Negative Adjective Bonanza
If you're not already addicted to Yelp!, you should be. Where else do you get to read people's unchecked narcissism mixed with their unchecked hatred of life?
Sometimes you find gold mines like Jeff "Cognoscente" G., who apparently is a male model of some sort,
and who, it seems, reviews every establishment he comes across. Like, for instance, this gem about a store that sells light fixtures:
TERRIBLE! AWFUL! DESPICABLE! WHAT A WASTE OF TIME! ABYSMAL!Now THAT's a review.
But that's just a taste. He reviews two (2) different Whole Foods (both 5 stars), a car wash (4 stars), a liquor store (4 stars) and more.

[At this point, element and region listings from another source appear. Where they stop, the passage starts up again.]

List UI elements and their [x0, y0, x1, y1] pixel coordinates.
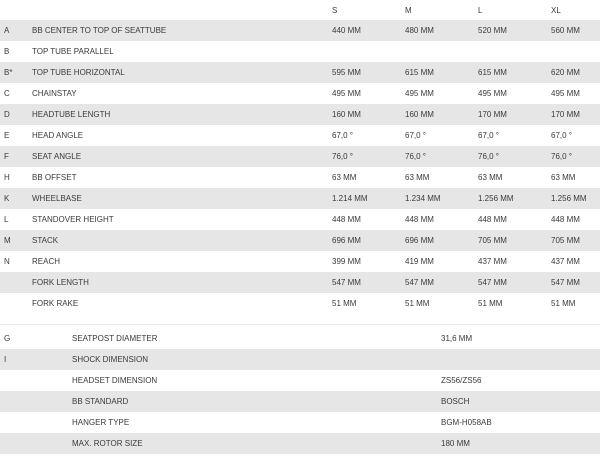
geometry-row — [0, 272, 600, 293]
value-l: 437 MM — [478, 257, 507, 266]
value-l: 615 MM — [478, 68, 507, 77]
row-key: C — [4, 89, 10, 98]
value-s: 76,0 ° — [332, 152, 353, 161]
size-l-header: L — [478, 5, 483, 15]
value-xl: 67,0 ° — [551, 131, 572, 140]
value-s: 1.214 MM — [332, 194, 368, 203]
value-m: 51 MM — [405, 299, 430, 308]
value-m: 67,0 ° — [405, 131, 426, 140]
row-key: N — [4, 257, 10, 266]
row-key: A — [4, 26, 10, 35]
value-m: 63 MM — [405, 173, 430, 182]
spec-row — [0, 328, 600, 349]
geometry-row — [0, 293, 600, 314]
value-m: 480 MM — [405, 26, 434, 35]
value-xl: 63 MM — [551, 173, 576, 182]
value-m: 696 MM — [405, 236, 434, 245]
row-value: BOSCH — [441, 397, 470, 406]
row-label: SEATPOST DIAMETER — [72, 334, 158, 343]
value-m: 547 MM — [405, 278, 434, 287]
row-label: STACK — [32, 236, 59, 245]
value-xl: 448 MM — [551, 215, 580, 224]
geometry-row — [0, 125, 600, 146]
value-xl: 547 MM — [551, 278, 580, 287]
spec-row — [0, 391, 600, 412]
value-s: 595 MM — [332, 68, 361, 77]
value-s: 495 MM — [332, 89, 361, 98]
row-label: HEADTUBE LENGTH — [32, 110, 111, 119]
value-m: 495 MM — [405, 89, 434, 98]
geometry-row — [0, 230, 600, 251]
spec-row — [0, 412, 600, 433]
value-l: 51 MM — [478, 299, 503, 308]
value-xl: 170 MM — [551, 110, 580, 119]
row-label: REACH — [32, 257, 61, 266]
row-label: WHEELBASE — [32, 194, 82, 203]
value-l: 170 MM — [478, 110, 507, 119]
value-s: 51 MM — [332, 299, 357, 308]
value-xl: 620 MM — [551, 68, 580, 77]
geometry-row — [0, 188, 600, 209]
row-key: F — [4, 152, 9, 161]
row-key: B — [4, 47, 10, 56]
row-label: MAX. ROTOR SIZE — [72, 439, 143, 448]
value-s: 547 MM — [332, 278, 361, 287]
value-s: 440 MM — [332, 26, 361, 35]
spec-row — [0, 433, 600, 454]
geometry-row — [0, 20, 600, 41]
row-value: BGM-H058AB — [441, 418, 492, 427]
row-label: SHOCK DIMENSION — [72, 355, 149, 364]
value-xl: 76,0 ° — [551, 152, 572, 161]
row-label: TOP TUBE PARALLEL — [32, 47, 114, 56]
value-l: 495 MM — [478, 89, 507, 98]
value-s: 67,0 ° — [332, 131, 353, 140]
geometry-row — [0, 104, 600, 125]
row-label: CHAINSTAY — [32, 89, 77, 98]
value-m: 1.234 MM — [405, 194, 441, 203]
value-s: 448 MM — [332, 215, 361, 224]
geometry-row — [0, 83, 600, 104]
size-s-header: S — [332, 5, 338, 15]
value-m: 448 MM — [405, 215, 434, 224]
size-xl-header: XL — [551, 5, 561, 15]
geometry-row — [0, 251, 600, 272]
value-s: 63 MM — [332, 173, 357, 182]
value-l: 520 MM — [478, 26, 507, 35]
row-label: BB STANDARD — [72, 397, 129, 406]
size-header-row — [0, 0, 600, 20]
value-s: 160 MM — [332, 110, 361, 119]
geometry-row — [0, 41, 600, 62]
value-l: 1.256 MM — [478, 194, 514, 203]
row-key: D — [4, 110, 10, 119]
row-key: H — [4, 173, 10, 182]
row-key: G — [4, 334, 11, 343]
value-m: 615 MM — [405, 68, 434, 77]
row-label: SEAT ANGLE — [32, 152, 82, 161]
value-xl: 51 MM — [551, 299, 576, 308]
row-label: FORK RAKE — [32, 299, 79, 308]
row-key: K — [4, 194, 10, 203]
row-label: HEADSET DIMENSION — [72, 376, 158, 385]
value-l: 76,0 ° — [478, 152, 499, 161]
geometry-row — [0, 209, 600, 230]
row-label: TOP TUBE HORIZONTAL — [32, 68, 125, 77]
value-s: 696 MM — [332, 236, 361, 245]
row-label: HANGER TYPE — [72, 418, 130, 427]
geometry-row — [0, 167, 600, 188]
value-m: 76,0 ° — [405, 152, 426, 161]
value-s: 399 MM — [332, 257, 361, 266]
row-value: 180 MM — [441, 439, 470, 448]
row-label: STANDOVER HEIGHT — [32, 215, 114, 224]
row-key: E — [4, 131, 10, 140]
row-value: ZS56/ZS56 — [441, 376, 482, 385]
geometry-row — [0, 146, 600, 167]
row-key: I — [4, 355, 7, 364]
value-xl: 495 MM — [551, 89, 580, 98]
value-l: 547 MM — [478, 278, 507, 287]
value-m: 160 MM — [405, 110, 434, 119]
row-label: FORK LENGTH — [32, 278, 89, 287]
row-key: L — [4, 215, 9, 224]
value-xl: 437 MM — [551, 257, 580, 266]
value-l: 63 MM — [478, 173, 503, 182]
section-divider — [0, 324, 600, 325]
value-l: 705 MM — [478, 236, 507, 245]
value-xl: 705 MM — [551, 236, 580, 245]
value-l: 67,0 ° — [478, 131, 499, 140]
row-label: BB OFFSET — [32, 173, 77, 182]
value-xl: 1.256 MM — [551, 194, 587, 203]
size-m-header: M — [405, 5, 412, 15]
value-xl: 560 MM — [551, 26, 580, 35]
spec-row — [0, 370, 600, 391]
row-value: 31,6 MM — [441, 334, 473, 343]
spec-row — [0, 349, 600, 370]
row-label: BB CENTER TO TOP OF SEATTUBE — [32, 26, 167, 35]
row-key: M — [4, 236, 11, 245]
geometry-row — [0, 62, 600, 83]
row-label: HEAD ANGLE — [32, 131, 84, 140]
value-l: 448 MM — [478, 215, 507, 224]
value-m: 419 MM — [405, 257, 434, 266]
row-key: B* — [4, 68, 13, 77]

But nothing compares to his review of my place of employment. Behold, the adjectives he uses to describe the service:
ATROCIOUSI wish I could remember this dude so I could replicate whatever inane service he got.
UGLY
FUMING
DESPICABLE
DEPRESSED
DESPERATE
ugly
snooty
inane
sarcastic
rude
ignorant
bloated
weirdo
5 comments:
wow. this is good. the review for Boconcepts is the best. I am happy to know how often he has animalistic tantric sex with his petite asian girlfriend. barf
Also of note. A 5 star review for royal palace. Now thats class!
my favorite is Citron:
CHARLATANS! SCALAWAGS! VARMINTS! IMPS! PUNKS! BUSTERS!
omg he reviews a futon store AND a rehab clinic (5 stars each). The fact that he recommends going to town tavern instead of the Hunt....PRICELESS! AMAZIN! INSANE! NOT ABYSMAL!
I think Yelping must be his part time job. This fella is cranking out four, five, six quality reviews EVERY SINGLE DAY.
My favorite among a glittering galaxy of favorites is probably the reference in his Five Guys review to the "pungently malodorous reeking peanut oil!"!!
And personally, I'm relieved that the BOOTYLICIUOS [sic]! GORGEOUS! BANGIN! girls at Royal Palace "NEVER NEVER EVER GIVE [him] THAT 'SHOW ME THE $$$!' VIBE!" Justice prevails in Jeff G.'s world.